Labor Day

Kate Winslet schöpft in Jason Reitmans traurig-schönem Liebesmelodram Hoffnung – ein Coming of Age zwischen Utopie und Realität.

Labor Day Cover

Jason Reitman, USA 2013
Kinostart: 08.05.2014, DVD/BD-Start: 18.09.2014
Story: Die seit ihrer Trennung deprimierte, alleinerziehende Adele und ihr langsam in die Pubertät kommender Sohn Hank nehmen den verletzten Frank mit; er entpuppt sich als entflohener Sträfling, der beide zwar in ihrem Haus festhält, sich aber als sanfter Mann erweist, mit dem sie wieder eine Familie wären.
Von Caroline Lin

Das Paradies zu finden heißt, es zu verlieren: Was als subtil spannender Geiselthriller beginnt, entwickelt sich für drei um ihr Familienglück Betrogene zu einer Sehnsuchtserfüllung, einem wunderschönen Traum, der in der Realität leider keine Chance hat – aber deshalb nicht vorbei ist. Eine Americana, die kunstvoll, bittersüß und atemberaubend gefühlvoll ein Erwachsenwerden am titelgebenden Ferienwochende 1987 ausbedingt.

Ivans Sohn Jason Reitman, der sich nach erfolgreichen Satiren wie „Thank You for Smoking“ und Tragikomödien wie „Up in the Air“ erstmals ans reine Drama und substantiell anderes wagt, balanciert auf großartige Weise Gefahr und Zärtlichkeit aus, eine Wechselwirkung, die von Beginn an betört: Wenn sich der muskulöse Josh Brolin („Oldboy“) mit einer Mischung aus Bitte und Zwang bei einem Mutter-Sohn-Gespann versteckt.

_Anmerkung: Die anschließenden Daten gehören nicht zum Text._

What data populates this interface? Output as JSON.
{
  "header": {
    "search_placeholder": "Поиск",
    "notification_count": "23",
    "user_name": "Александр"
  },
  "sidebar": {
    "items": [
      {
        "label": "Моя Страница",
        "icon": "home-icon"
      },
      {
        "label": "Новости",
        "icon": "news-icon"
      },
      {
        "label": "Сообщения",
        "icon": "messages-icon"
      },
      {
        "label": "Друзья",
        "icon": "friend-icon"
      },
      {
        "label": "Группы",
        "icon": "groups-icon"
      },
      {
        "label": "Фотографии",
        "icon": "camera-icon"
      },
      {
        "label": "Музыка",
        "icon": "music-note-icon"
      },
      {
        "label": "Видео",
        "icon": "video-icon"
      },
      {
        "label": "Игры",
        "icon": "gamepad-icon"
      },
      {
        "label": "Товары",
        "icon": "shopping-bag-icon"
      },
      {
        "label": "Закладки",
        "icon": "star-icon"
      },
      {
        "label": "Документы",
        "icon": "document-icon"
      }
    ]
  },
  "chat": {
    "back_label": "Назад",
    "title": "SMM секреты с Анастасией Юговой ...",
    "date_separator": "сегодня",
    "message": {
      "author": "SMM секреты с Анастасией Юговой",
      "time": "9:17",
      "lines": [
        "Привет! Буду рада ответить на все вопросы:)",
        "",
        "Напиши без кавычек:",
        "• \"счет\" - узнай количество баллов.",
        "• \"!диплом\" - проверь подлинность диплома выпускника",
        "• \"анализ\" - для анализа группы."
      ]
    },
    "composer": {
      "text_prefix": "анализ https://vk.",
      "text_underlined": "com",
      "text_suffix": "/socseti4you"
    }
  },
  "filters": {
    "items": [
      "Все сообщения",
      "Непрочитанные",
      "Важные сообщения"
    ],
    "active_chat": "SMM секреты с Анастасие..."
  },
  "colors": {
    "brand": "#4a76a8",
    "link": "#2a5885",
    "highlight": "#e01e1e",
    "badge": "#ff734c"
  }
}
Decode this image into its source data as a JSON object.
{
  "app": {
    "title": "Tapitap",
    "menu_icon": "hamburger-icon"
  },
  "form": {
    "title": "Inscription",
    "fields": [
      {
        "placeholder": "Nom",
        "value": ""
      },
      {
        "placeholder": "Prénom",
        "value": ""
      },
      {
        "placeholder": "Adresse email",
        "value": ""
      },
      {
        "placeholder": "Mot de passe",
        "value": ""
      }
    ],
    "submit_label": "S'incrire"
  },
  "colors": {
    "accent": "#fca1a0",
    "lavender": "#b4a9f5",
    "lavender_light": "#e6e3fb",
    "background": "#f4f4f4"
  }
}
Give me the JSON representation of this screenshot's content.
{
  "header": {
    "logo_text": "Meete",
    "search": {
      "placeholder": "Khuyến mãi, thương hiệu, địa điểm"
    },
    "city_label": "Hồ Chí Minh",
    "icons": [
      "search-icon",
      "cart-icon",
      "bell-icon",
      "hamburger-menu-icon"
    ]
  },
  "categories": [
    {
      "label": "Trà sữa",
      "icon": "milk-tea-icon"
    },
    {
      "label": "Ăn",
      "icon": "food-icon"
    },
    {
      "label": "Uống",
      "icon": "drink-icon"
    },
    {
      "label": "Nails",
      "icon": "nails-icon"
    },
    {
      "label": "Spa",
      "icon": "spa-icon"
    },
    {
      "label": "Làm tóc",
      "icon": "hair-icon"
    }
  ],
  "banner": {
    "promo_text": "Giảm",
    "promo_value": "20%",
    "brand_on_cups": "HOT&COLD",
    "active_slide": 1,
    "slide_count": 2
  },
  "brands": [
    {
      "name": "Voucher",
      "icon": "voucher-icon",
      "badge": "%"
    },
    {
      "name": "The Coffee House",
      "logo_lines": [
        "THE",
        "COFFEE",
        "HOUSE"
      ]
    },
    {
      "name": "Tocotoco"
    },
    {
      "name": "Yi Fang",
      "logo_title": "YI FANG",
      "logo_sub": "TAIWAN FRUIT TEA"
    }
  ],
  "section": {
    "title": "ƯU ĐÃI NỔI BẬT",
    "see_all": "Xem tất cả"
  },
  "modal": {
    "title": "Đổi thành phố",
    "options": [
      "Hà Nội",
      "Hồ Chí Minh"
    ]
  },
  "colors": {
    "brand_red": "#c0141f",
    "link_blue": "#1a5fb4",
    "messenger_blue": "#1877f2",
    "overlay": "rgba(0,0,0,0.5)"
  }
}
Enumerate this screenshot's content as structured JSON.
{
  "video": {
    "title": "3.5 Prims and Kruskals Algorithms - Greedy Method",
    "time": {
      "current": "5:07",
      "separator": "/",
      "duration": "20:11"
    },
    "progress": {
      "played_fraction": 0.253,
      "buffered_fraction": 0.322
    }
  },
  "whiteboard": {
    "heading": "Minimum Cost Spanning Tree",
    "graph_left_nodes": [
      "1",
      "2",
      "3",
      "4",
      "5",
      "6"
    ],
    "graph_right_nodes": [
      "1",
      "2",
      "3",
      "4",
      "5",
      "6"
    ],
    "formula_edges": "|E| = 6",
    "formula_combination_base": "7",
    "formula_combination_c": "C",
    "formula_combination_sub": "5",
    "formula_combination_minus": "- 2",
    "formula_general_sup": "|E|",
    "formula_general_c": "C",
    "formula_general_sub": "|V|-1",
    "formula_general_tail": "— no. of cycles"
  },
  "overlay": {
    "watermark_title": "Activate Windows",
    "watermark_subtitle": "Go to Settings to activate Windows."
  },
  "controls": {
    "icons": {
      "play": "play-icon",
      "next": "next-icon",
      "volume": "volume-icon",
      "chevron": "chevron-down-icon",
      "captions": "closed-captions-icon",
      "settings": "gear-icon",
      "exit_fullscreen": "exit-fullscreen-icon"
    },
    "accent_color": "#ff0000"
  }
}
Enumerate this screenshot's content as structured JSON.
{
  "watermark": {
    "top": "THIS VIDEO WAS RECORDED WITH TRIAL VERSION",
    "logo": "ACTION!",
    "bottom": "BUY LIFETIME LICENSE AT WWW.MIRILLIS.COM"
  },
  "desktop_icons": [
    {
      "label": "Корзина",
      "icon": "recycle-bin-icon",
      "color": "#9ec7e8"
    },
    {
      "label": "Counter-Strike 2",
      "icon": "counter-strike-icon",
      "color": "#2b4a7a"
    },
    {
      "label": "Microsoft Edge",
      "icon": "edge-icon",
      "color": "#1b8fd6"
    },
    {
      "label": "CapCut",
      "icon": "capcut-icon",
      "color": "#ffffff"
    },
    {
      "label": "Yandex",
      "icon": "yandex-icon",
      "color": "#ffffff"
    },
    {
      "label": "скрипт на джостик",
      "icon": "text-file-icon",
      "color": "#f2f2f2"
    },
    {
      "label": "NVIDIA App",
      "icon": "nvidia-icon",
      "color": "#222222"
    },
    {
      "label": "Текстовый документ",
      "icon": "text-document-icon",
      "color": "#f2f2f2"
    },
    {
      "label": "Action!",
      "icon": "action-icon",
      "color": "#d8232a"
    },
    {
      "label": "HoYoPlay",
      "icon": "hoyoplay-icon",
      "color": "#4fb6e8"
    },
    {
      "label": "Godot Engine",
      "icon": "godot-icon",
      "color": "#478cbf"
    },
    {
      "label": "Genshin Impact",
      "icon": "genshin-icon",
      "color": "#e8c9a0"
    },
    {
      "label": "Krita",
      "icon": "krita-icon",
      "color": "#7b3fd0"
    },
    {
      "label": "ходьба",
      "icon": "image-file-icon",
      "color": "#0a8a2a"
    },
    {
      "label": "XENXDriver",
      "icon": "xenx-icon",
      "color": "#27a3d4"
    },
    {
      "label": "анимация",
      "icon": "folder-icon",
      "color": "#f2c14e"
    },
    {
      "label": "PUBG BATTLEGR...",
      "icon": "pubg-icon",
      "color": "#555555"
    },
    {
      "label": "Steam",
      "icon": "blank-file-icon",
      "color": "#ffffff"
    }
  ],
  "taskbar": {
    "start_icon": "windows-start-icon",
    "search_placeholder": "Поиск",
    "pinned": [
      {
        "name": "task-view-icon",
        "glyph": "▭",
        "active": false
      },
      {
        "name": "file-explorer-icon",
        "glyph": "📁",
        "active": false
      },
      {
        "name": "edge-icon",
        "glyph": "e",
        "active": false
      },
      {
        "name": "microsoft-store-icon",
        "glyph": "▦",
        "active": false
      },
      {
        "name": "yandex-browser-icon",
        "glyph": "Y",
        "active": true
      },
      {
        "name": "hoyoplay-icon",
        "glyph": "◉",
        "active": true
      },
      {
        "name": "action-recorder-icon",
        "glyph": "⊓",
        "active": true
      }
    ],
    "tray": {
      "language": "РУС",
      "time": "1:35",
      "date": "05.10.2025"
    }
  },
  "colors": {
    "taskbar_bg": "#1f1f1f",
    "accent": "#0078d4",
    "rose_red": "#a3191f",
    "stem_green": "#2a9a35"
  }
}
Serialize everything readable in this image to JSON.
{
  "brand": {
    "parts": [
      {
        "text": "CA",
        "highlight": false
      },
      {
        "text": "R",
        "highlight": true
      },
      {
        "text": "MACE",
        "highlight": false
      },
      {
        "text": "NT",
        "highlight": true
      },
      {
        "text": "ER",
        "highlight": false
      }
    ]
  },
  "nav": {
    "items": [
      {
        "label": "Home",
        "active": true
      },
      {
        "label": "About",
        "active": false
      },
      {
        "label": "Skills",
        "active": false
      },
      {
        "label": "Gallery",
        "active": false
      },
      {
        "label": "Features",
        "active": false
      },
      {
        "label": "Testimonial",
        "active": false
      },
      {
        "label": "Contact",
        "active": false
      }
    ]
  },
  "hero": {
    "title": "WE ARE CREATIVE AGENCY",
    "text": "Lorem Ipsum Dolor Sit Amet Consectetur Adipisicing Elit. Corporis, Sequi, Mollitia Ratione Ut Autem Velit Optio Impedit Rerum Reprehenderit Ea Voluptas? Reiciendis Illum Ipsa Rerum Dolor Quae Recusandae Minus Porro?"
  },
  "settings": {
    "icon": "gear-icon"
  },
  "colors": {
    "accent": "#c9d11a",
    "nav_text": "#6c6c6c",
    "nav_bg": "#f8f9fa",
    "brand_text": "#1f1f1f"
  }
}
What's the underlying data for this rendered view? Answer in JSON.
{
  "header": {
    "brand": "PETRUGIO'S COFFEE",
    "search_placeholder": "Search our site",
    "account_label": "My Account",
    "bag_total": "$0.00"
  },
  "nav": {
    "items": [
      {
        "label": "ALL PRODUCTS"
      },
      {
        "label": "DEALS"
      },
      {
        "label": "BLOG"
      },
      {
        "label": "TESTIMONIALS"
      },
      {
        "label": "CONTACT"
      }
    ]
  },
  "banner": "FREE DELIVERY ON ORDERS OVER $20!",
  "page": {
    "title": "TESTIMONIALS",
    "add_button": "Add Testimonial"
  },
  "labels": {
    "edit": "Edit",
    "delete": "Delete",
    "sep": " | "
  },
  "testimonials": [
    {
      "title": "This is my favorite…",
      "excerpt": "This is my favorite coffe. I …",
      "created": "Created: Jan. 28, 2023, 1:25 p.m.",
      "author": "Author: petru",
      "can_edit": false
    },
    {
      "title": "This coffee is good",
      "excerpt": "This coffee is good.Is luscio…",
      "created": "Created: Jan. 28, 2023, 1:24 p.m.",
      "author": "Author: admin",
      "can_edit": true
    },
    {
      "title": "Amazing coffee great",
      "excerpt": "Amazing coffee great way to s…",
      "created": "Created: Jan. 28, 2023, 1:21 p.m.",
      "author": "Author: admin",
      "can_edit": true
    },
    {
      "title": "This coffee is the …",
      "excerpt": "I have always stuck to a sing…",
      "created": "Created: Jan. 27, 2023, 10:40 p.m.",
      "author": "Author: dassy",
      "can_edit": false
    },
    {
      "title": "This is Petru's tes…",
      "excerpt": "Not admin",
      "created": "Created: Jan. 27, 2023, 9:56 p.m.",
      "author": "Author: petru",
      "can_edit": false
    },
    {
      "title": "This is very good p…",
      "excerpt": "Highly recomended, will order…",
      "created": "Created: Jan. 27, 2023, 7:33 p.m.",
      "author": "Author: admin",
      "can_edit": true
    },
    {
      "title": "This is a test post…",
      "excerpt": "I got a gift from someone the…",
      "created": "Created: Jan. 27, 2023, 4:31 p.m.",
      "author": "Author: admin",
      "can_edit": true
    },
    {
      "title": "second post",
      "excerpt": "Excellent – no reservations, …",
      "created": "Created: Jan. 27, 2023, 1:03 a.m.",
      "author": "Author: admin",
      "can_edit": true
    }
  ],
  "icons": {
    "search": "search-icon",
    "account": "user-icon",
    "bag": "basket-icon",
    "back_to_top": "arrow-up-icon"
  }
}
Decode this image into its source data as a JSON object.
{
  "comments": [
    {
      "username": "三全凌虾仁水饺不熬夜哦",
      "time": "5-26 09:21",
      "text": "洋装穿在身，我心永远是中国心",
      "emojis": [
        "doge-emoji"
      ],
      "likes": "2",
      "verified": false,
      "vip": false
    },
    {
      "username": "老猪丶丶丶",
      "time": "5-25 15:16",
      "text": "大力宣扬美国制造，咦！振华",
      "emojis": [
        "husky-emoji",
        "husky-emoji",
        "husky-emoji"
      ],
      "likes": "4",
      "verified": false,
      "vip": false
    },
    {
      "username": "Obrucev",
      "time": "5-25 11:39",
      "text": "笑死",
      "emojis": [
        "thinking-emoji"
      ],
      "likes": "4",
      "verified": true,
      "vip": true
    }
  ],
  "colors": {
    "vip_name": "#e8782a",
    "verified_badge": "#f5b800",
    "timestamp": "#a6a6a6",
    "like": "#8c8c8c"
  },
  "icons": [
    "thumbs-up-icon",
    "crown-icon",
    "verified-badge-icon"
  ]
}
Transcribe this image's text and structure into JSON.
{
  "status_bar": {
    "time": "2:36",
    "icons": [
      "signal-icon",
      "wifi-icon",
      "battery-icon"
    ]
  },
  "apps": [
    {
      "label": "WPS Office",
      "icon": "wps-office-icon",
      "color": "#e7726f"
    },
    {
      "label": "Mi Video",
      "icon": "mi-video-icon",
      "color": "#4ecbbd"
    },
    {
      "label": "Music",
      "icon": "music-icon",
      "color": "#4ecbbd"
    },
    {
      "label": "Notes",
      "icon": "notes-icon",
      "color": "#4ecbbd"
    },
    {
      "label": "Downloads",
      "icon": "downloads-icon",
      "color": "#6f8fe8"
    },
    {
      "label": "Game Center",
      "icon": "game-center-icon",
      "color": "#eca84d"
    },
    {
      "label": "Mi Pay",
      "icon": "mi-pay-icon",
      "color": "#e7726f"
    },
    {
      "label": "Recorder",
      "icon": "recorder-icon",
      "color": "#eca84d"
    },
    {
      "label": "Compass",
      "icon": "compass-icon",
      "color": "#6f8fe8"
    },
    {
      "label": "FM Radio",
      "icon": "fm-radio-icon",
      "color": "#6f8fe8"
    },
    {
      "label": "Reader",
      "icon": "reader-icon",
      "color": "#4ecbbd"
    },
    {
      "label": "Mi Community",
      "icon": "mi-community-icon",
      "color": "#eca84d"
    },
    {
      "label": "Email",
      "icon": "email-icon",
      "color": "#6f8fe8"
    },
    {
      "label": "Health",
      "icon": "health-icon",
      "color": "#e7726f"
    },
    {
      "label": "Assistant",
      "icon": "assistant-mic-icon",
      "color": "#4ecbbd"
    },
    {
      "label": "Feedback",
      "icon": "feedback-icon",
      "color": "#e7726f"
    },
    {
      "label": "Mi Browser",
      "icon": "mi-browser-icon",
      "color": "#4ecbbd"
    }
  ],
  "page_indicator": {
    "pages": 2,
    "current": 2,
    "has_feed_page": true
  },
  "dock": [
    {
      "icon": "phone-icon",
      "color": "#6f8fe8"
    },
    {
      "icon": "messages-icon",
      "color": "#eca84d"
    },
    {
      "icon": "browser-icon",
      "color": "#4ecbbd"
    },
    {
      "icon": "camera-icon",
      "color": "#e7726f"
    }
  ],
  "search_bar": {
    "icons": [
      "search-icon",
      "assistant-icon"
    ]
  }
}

Das Haus, den Wagen, Leben und Seele reparieren

In der Tradition von Kevin Costner in „A Perfect World“ und Matthew McConaughey im wundervollen „Mud“ erweist sich der vorgebliche Mörder als einfühlsamer Ehemann- und Vater-Ersatz, der das verwohnte Herrenhaus, den defekten Wagen, vor allem aber Leben und Seele von Mutter (umwerfend verletzlich: Kate Winslet wie in „Little Children“) und Sohn (still, echt: Gattlin Griffith) repariert und damit Hoffnungsschimmer weckt.

Durch die sensible Regie bleibt das klischeefrei, poetisch statt prosaisch, was auch der perfekt abgestimmte Score bewirkt. Selbst wenn sie zusammen einen Pfirsichkuchen backen, gelingt die Gratwanderung, nie komisch, sondern stets einfühlsam zu sein, eine von den ihnen lang ersehnte Traumerfüllung, die man ihnen unbedingt gönnt. Eine bittersüße freilich, denn die immer von anderen ausgehende Gewalt bedroht sie fortan.

Eine Americana, kunstvoll, bittersüß und atemberaubend gefühlvoll

Zwar scheint die Utopie, eine gemeinsame Flucht nach Kanada in dem bemerkenswert ruhig-schwebenden Drama greifbar nah, aber die Brisanz dieser heimlichen, verbotenen Liebe wird durch dauerndes anklopfen der Realität – die Fahndung läuft auf Hochtouren – dermaßen gesteigert, dass märchenhafte Wünschen unerfüllbar bleiben. Der Rest der Welt ist verdorben, Schlange und Sünde bedingen ein fast biblisches Gleichnis.

Was man Reitman vorwerfen kann, ist seine Neigung zu überzogener Melodramatik, die sich in zumindest zeitweilig in naivem Verhalten niederschlägt. Hat er die Fallhöhe dieser all american family durch die Tragödien, die Adele und Frank innerlich zerbrochen haben, derart hoch gesteckt, bringen Hanks Unvorsicht, sowie Adeles Inkompetenz und Neurasthenie dieses von schattigen Bildern verdeckte Paradies zu Fall.

Einsicht, die Vergangenheit nicht mehr ändern zu können

Das mag Sinn machen für die Konstruktion, die sich mit einem im Nachhinein erzählten Coming of Age auseinandersetzt, sowie der Einsicht, die Vergangenheit nicht mehr ändern zu können, sondern in die Zukunft zu schauen, selbst wenn man 25 Jahre darauf warten muss. Aber das Verhalten der Akteure ist in diesem Punkt unglaubwürdig. Dafür gibt es ein deutlich realitätsnäheres, tiefromantisches Ende, das unbedingt zu Herzen geht.